The second eccentric “outsider” Williams discusses is Etty Hillesum, who, like Simone Weil, was also of Jewish origins. Hillesum grew up in Holland and during the German invasions was arrested and eventually died at Auschwitz. Like Simone Weil, her family was secular; yet unlike Weil, she had a wild youth, which she describes in detail in her wonderful diaries. Williams, having read some of her diary entries, describes her as “full-blooded.” Increasingly, however, she felt unsettled by a certain lack in her intellectual and emotional life. As has sometimes happened with other famous figures who have endured grave suffering, during the most severe period of Gestapo activity in Amsterdam, Hillesum begins to discover God. She already had an interest in religion, and reads, for example, Augustine and Dostoevsky. However, she comes to realize that simply reading about them and nothing more is not sufficient.
In Hillesum’s case something more, something that she didn’t quite understand was happening to her, and she describes in her diary a new desire to kneel. This is significant for her own story, because she describes herself as having been one who would never kneel. But now she felt that the most appropriate response to whatever it was that happening to her was to kneel. She wasn’t sure to whom she was kneeling, yet it was something she was compelled to do. As Williams explains, “she sensed that there was something that had such a claim on her that she had to express with her whole body what that claim is. Actually, the fact that she had been a very sexually active young woman and had thought a great deal about the body, she felt that she had to use her body to express her faith.”
Hillesum reads from her own Jewish tradition and from the Christian tradition, and she senses increasingly that something or someone has a claim on her life. After her arrest and while waiting to be deported, she writes that she has come to realize that in this world someone has to take responsibility for God. “That is, someone in the middle of the horrors of the Gestapo destruction in Holland-somebody has to live as thought the Gestapo was not controlling the universe. Somebody has to live as though things are just different, and she says that someone unfortunately seems to be me” (rough quote of Williams’ commentary). So Hillesum becomes burdened with the idea of taking responsibility for God-that is, living in such a way that God becomes credible. And that is precisely how she lived in the deportation camp and at Auschwitz. In some of her last diary pages which were crumpled up and thrown out of the train, she writes, “and we left the camp singing.” Williams’ then highlights the notion of “making oneself a sign of God in a godless world.” Then he adds, “you can see that that is about your body, not just about what you say but putting your whole self on the line, as when you kneel down you are expressing a wholeness in response to God.” Thus, even in the midst of something as horrible as Auschwitz, one can by becoming a sign of God “make God real.” This recalls what Williams said in his first lecture about Nyssa and prayer and reconciliation. It also sits well with the 17th century idea of “landing where you are” (discussed in his second lecture). Williams sees Etty Hillesum as “a powerful and unconventional 20th century version” of just such a landing. Sadly, she died at the very young age of 27 at Auschwitz. Like Weil, Hillesum was never baptized and no one is quite sure where she stood at the end of her life with regard to the Christian faith. Nonetheless, in the last years of her life, she lived the Gospel in a way that would perhaps put most modern, Western Christians to shame. Interestingly, among the people whom she met at Westerbork, which was the holding camp which people were sent before being shipped to Auschwitz, were two Jewish, Carmelite nuns both members of St. Theresa’s reformed Carmelite order. One of these nuns was the great Edith Stein, who was of course one of the greatest Catholic thinkers of the twentieth century. Stein also died in Auschwitz because she refused to separate herself as a Catholic from her Jewish brothers and sisters.

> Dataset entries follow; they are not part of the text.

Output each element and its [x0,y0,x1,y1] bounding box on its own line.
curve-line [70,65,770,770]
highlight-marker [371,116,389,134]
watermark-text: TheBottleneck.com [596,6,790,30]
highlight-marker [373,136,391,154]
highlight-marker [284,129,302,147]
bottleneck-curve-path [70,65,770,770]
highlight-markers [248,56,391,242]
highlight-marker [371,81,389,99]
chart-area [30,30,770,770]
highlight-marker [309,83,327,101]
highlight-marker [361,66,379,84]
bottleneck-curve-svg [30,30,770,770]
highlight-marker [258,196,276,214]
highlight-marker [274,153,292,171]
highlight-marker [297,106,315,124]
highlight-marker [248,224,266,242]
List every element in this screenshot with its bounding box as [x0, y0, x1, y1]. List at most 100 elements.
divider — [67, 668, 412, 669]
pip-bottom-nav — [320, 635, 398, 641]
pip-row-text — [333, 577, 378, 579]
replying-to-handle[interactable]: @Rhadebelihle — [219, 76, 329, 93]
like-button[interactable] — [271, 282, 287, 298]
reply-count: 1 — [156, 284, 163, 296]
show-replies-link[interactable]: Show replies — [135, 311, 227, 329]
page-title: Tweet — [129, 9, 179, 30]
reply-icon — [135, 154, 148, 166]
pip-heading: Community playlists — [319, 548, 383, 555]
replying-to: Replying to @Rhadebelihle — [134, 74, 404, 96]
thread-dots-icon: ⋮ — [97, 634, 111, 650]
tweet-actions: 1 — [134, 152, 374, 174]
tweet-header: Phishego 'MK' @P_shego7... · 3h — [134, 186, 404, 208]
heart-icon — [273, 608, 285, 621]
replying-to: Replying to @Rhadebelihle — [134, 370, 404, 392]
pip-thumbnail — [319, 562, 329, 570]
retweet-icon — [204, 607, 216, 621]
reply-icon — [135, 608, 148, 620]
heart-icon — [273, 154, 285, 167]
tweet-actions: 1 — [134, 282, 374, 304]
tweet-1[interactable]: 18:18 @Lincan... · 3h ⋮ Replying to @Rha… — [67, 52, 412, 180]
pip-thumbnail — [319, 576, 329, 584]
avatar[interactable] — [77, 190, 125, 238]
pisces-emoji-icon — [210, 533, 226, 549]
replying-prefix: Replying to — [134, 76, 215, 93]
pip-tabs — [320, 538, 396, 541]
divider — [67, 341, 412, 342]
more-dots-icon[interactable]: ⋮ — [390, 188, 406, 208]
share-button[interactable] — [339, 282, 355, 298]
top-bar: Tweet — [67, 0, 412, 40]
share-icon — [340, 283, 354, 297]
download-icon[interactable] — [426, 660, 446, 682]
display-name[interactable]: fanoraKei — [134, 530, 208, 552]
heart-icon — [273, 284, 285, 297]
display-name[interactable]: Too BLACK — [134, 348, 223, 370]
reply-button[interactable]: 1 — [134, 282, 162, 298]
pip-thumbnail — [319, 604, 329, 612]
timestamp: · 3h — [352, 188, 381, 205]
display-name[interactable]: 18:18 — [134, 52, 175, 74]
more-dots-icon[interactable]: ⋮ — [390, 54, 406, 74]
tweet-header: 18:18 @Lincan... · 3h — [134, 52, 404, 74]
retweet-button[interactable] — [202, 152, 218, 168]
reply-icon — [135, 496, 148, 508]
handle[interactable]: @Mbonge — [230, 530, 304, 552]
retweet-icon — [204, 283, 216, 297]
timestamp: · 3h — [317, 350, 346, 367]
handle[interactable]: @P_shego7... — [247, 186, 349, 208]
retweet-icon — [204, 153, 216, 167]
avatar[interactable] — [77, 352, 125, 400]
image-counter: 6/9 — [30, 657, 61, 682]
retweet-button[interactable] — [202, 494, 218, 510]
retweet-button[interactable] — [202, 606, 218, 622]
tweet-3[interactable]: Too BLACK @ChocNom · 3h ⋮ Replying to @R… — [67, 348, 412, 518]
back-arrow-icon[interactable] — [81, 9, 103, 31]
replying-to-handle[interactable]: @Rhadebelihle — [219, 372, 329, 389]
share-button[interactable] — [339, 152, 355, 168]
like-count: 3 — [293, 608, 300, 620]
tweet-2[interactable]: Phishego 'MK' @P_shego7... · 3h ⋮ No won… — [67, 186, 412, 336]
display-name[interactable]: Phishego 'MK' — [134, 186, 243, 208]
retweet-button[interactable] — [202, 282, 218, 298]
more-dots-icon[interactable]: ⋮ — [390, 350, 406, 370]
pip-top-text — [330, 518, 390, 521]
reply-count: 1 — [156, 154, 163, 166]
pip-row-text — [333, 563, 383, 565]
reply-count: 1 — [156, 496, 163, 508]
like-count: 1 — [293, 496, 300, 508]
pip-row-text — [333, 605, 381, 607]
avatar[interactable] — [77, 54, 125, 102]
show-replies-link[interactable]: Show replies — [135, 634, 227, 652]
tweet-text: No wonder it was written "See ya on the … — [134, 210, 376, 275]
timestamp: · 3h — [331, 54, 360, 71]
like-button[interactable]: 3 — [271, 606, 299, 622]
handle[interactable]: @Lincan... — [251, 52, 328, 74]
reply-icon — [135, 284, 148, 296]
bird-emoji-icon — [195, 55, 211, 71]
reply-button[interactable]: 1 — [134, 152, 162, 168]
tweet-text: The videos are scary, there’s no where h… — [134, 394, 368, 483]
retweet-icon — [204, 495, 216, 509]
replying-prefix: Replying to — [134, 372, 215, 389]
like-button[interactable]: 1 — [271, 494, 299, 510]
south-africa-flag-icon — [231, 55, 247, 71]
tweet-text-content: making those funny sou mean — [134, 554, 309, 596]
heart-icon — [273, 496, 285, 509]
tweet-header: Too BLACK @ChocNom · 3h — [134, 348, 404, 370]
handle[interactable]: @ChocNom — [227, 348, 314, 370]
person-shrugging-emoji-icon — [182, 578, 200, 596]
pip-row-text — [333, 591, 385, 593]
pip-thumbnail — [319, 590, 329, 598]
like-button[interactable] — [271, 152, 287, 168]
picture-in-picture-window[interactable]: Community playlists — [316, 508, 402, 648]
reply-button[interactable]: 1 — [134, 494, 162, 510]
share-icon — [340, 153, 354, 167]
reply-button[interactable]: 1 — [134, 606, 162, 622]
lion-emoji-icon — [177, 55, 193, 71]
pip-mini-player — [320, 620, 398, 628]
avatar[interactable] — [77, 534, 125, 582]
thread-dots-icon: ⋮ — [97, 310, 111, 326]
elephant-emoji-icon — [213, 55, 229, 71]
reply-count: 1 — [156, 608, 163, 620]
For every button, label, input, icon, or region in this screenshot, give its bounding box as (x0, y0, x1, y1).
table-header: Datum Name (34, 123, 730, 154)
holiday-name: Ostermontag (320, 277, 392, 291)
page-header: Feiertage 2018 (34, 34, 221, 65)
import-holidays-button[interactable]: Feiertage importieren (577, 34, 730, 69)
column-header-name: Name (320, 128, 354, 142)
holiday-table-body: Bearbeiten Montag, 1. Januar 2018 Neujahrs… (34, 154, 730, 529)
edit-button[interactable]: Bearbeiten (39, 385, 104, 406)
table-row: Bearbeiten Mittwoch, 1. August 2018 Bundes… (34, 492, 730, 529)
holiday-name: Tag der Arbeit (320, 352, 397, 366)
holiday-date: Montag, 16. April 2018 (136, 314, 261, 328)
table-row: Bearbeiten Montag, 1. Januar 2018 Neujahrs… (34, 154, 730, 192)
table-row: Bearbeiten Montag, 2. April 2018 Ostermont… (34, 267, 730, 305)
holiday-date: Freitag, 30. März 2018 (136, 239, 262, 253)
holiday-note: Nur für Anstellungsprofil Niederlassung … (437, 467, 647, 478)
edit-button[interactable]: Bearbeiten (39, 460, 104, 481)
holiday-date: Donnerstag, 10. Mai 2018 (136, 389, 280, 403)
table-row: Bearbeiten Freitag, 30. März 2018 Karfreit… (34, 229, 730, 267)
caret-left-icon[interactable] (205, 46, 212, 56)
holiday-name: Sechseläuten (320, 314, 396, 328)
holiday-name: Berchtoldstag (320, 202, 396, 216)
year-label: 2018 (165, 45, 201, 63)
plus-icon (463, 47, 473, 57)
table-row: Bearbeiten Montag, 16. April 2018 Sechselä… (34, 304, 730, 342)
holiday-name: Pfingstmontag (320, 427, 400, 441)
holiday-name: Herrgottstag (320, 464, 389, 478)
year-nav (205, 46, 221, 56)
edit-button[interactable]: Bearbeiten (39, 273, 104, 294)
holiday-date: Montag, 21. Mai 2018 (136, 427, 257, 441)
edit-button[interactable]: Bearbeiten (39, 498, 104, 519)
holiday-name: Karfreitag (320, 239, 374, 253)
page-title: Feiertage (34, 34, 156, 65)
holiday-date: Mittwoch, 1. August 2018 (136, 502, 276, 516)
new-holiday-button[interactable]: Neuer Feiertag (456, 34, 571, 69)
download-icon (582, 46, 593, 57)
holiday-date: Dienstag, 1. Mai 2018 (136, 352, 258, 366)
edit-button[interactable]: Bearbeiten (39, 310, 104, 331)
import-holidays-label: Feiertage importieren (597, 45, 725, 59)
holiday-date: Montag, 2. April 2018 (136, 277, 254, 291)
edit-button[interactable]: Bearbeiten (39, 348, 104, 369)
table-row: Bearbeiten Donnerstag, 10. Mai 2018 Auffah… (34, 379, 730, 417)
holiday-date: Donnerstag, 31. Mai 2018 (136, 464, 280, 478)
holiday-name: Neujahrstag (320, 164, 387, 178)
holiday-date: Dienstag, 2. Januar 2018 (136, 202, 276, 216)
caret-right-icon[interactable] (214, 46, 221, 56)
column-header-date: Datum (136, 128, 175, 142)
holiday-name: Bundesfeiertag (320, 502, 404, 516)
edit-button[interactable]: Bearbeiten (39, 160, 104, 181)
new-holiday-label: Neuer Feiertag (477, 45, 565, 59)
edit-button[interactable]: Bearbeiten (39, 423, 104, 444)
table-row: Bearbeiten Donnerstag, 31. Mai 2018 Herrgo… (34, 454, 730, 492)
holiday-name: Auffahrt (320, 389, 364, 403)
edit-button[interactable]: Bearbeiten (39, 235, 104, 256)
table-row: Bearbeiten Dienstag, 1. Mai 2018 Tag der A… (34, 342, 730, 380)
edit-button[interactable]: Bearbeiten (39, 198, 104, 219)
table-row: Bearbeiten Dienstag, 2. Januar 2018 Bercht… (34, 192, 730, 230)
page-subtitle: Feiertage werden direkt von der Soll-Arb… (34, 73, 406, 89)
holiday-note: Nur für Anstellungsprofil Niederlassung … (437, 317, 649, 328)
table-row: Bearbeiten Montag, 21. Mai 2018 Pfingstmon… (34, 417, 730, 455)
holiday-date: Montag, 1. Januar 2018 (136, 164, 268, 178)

These are Williams’ “outsiders,” all of which, as he says, are “challenging, quirky, strange figures.” Before transitioning to discuss the monks, Williams ends with a great line and an image that has made me smile for several days: “I sometimes fantasize about that particular corner in heaven where 20th century, Jewish, women philosophers get together. Simone Weil, Etty Hillesum, Edith Stein, Gillian Rose, Rosa Luxemburg, and Hannah Arendt. And my goodness that would be a hard place to eavesdrop.”